La peur des salaires

Trop élevés, les salaires versés par les entreprises belges ? Oui, si on les compare aux rémunérations dans les pays voisins.  » Sus aux feuilles de paie « , lancent les chefs d’entreprise, soucieux de rester compétitifs. Mais ce n’est pas si simple. Car tout se tient. Analyse et reportage

On pourrait croire à une partie de poker. Onze hommes sont assis autour d’une table, éclairée par de vagues ampoules. Quelques billets de banque trônent au milieu des tasses de café vides et des bouteilles d’eau : un mirage d’euros, ces petits bouts de papier colorés et vulnérables, objets, pourtant, de toutes les attentions. Ce n’est plus le scénario du Salaire de la peur qui se joue là, non. C’est la peur des salaires. Car ce sont bien les salaires qui font froncer les sourcils de tous ces invités, chefs de file des organisations patronales et syndicales du pays.

Tiens, aucun responsable politique ne s’est joint à eux ? Ils ne sont pas suicidaires. Le sujet est hautement périlleux et ils préfèrent laisser à d’autres le soin de résoudre ce casse-tête : comment rendre les entreprises plus compétitives, sachant que les salaires pratiqués en Belgique augmentent plus vite que ceux qu’appliquent les Néerlandais, les Français et les Allemands ? Et surtout, comment toucher aux revenus des quelque deux millions de travailleurs du secteur privé sans provoquer d’explosion sociale ?  » Nous devrons faire preuve de créativité « , admet Pieter Timmermans, directeur général de la Fédération des entreprises de Belgique (FEB) et membre du groupe des négociateurs. Doux euphémisme…

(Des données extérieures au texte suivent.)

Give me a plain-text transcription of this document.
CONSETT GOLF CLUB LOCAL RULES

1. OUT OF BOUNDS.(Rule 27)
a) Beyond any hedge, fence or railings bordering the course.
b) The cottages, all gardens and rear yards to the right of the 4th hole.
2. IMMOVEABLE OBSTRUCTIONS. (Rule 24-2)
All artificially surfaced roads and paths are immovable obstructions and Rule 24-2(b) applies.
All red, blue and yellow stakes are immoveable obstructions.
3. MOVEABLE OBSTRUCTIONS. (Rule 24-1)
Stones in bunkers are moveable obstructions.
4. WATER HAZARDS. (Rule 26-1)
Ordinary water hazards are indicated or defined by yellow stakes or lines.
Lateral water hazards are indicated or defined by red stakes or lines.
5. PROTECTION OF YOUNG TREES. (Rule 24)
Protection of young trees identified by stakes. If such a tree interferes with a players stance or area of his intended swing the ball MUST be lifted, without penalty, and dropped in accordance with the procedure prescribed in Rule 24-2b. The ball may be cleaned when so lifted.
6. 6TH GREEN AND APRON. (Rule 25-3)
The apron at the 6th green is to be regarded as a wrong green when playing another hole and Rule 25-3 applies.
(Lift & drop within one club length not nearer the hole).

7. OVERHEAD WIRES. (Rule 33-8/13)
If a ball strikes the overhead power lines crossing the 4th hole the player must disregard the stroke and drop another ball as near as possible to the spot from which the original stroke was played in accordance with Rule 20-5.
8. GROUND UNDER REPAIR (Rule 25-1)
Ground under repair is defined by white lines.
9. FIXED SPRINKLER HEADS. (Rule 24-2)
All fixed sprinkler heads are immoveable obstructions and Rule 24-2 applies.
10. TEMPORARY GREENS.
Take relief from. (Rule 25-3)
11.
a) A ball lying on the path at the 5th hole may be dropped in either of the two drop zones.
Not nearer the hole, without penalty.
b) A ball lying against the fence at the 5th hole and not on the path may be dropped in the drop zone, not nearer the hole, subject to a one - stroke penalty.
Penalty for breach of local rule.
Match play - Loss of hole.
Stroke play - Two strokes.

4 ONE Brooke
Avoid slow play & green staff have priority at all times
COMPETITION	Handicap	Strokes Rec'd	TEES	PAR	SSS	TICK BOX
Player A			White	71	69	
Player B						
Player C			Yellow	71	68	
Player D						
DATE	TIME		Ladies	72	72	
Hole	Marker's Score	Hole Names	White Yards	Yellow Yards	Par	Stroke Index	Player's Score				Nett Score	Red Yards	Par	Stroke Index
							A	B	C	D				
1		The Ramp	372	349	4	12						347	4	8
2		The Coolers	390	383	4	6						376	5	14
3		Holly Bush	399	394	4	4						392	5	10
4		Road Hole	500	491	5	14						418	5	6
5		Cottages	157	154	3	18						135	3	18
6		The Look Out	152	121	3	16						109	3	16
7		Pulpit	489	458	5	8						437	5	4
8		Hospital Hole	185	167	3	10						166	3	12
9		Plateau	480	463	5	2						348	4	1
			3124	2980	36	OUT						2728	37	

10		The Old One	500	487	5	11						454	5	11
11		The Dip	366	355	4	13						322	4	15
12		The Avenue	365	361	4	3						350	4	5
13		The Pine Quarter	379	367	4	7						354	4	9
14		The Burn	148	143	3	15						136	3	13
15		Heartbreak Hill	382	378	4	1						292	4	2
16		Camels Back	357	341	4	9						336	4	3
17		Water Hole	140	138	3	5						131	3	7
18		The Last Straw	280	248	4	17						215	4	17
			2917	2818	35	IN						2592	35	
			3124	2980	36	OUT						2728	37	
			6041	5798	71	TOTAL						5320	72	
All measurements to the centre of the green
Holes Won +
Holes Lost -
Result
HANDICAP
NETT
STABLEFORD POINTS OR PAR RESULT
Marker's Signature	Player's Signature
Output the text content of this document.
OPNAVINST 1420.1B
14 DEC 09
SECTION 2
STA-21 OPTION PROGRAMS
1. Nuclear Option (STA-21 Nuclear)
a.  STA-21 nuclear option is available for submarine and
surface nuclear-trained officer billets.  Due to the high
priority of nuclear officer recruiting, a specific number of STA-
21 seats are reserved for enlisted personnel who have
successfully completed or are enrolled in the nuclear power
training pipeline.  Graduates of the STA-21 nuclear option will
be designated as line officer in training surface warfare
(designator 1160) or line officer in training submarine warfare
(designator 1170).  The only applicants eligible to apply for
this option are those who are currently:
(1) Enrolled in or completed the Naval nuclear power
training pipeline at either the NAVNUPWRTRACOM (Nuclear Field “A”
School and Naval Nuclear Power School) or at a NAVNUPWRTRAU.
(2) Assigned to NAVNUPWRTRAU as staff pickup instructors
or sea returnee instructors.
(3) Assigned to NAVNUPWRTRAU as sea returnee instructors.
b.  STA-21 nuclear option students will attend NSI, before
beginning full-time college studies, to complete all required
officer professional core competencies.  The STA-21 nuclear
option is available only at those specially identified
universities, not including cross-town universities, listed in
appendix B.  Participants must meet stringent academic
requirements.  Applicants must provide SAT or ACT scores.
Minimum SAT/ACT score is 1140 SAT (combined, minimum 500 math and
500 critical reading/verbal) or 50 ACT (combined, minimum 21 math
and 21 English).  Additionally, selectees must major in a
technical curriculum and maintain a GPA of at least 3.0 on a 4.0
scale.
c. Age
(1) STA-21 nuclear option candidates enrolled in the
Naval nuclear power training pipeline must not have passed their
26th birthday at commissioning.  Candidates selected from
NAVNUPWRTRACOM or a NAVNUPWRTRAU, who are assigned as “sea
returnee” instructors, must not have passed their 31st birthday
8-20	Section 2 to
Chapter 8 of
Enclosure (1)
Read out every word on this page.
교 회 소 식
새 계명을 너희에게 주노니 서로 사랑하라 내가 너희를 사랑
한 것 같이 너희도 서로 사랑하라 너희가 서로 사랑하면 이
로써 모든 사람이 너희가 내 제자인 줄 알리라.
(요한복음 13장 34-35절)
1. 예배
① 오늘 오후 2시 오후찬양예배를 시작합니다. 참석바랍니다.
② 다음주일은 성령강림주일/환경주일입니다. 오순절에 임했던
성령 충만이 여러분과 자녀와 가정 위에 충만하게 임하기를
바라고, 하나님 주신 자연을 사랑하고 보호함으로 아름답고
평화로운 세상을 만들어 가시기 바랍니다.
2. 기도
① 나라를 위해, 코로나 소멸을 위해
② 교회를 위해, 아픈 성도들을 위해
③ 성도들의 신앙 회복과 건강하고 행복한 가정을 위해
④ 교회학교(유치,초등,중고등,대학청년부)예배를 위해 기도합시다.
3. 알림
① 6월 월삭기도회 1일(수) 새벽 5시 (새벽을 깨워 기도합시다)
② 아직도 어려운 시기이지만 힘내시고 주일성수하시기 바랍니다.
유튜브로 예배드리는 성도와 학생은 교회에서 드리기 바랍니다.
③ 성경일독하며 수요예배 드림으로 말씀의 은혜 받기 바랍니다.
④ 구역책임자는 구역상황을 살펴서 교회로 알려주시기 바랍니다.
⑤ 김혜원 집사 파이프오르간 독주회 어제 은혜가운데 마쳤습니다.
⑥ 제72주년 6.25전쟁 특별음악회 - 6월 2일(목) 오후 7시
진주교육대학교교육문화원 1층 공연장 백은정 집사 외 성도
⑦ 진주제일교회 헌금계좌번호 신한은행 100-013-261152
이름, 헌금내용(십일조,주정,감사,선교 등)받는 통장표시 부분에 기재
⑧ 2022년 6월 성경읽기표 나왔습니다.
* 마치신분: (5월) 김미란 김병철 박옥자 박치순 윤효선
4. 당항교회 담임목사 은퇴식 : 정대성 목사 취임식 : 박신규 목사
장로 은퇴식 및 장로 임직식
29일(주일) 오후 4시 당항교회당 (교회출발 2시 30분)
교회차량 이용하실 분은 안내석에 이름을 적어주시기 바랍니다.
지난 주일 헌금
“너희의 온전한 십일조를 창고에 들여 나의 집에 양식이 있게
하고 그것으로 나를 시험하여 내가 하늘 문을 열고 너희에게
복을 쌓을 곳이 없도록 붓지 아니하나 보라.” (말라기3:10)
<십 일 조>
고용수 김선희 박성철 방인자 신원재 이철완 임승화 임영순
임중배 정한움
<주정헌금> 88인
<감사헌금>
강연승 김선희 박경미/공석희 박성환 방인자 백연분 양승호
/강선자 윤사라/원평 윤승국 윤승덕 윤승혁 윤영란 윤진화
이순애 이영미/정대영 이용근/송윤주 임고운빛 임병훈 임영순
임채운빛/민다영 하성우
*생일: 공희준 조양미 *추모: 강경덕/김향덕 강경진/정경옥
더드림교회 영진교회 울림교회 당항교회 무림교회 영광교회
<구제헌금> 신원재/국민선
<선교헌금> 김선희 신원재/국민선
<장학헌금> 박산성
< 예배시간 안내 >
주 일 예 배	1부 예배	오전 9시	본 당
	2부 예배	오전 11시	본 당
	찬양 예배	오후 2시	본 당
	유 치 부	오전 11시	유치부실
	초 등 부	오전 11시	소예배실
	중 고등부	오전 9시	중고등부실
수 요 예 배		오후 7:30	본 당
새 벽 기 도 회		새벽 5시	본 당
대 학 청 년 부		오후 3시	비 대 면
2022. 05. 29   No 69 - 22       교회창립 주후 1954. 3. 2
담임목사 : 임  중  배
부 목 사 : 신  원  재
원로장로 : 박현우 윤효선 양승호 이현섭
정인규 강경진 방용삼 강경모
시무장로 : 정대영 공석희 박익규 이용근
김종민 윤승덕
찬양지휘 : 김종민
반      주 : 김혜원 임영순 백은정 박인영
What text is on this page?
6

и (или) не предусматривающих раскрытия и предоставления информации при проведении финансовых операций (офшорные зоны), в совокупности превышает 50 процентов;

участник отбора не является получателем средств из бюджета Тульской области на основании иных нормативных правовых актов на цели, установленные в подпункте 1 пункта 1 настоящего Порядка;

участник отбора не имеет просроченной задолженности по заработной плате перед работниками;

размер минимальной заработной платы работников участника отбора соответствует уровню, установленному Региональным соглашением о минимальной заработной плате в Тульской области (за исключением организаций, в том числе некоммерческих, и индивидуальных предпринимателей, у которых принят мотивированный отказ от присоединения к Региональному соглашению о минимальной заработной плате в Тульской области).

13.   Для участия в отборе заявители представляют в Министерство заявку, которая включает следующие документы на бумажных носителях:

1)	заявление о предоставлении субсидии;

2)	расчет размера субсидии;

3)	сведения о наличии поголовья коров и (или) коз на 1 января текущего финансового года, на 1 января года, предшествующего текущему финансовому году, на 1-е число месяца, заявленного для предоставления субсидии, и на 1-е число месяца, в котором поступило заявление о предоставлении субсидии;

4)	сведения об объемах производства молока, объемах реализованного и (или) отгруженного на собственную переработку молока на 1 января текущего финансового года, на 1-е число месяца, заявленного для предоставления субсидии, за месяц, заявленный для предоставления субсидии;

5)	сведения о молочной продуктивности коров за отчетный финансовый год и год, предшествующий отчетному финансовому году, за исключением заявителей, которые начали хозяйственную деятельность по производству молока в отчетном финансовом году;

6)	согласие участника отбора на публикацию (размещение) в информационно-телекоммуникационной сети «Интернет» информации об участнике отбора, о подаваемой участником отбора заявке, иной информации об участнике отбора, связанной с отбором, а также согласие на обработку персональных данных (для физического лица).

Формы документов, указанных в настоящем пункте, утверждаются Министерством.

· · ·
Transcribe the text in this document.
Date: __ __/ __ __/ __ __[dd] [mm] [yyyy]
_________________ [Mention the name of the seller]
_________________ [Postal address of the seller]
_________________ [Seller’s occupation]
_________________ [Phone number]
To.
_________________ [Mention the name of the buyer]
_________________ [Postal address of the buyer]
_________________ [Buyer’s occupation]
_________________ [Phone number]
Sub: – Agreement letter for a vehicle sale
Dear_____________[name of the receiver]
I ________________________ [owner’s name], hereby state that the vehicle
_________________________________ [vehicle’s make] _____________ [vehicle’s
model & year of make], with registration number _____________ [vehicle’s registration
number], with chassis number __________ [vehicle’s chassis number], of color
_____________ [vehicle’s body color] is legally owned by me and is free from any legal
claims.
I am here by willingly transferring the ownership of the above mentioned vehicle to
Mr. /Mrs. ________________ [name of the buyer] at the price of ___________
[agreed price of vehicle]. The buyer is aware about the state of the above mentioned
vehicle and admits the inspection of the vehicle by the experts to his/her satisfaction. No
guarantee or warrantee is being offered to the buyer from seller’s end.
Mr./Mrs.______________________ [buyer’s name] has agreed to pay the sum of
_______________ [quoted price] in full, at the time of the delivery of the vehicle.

Un petit rappel ? En Belgique, depuis 1996, c’est la loi sur la compétitivité – déjà elle ! – qui encadre la progression des salaires. Tous les deux ans, les patrons et les syndicats se retrouvent pour élaborer un accord interprofessionnel, valable pour tous les travailleurs du secteur privé. Ce texte détermine les conditions de travail des deux années suivantes : le niveau des salaires, le crédit-temps, le temps consacré aux formations, etc. Mais les salaires ne peuvent pas évoluer au hasard. Pour rester compétitifs par rapport aux trois pays voisins (l’Allemagne, la France et les Pays-Bas), les patrons et les syndicats doivent s’entendre sur un ordre de grandeur, baptisé norme salariale, qui tient compte des rémunérations appliquées de l’autre côté des frontières. Sinon ? Les investisseurs auront tôt fait de comprendre qu’il est financièrement plus intéressant pour eux de s’installer ailleurs qu’en Belgique. Ou de délocaliser. La norme salariale, qui comprend les augmentations naturelles dues à l’ancienneté des travailleurs, l’indexation et un peu de marge pour relever les salaires en plus, sert donc de garde-fou. Pour les années 2005 et 2006, elle avait été fixée à 4,5 %.

L’alerte est donnée

Mais voilà que le Conseil central de l’économie, qui suit à la loupe l’évolution de tous les paramètres de l’économie belge, tire la sonnette d’alarme : selon ses prévisions, les salaires belges devraient avoir augmenté de 5,2 % à la fin de cette année, alors qu’ils n’auront progressé que de 3,1 % dans les pays voisins. Soit un dérapage, incontrôlé, de 2,1 %.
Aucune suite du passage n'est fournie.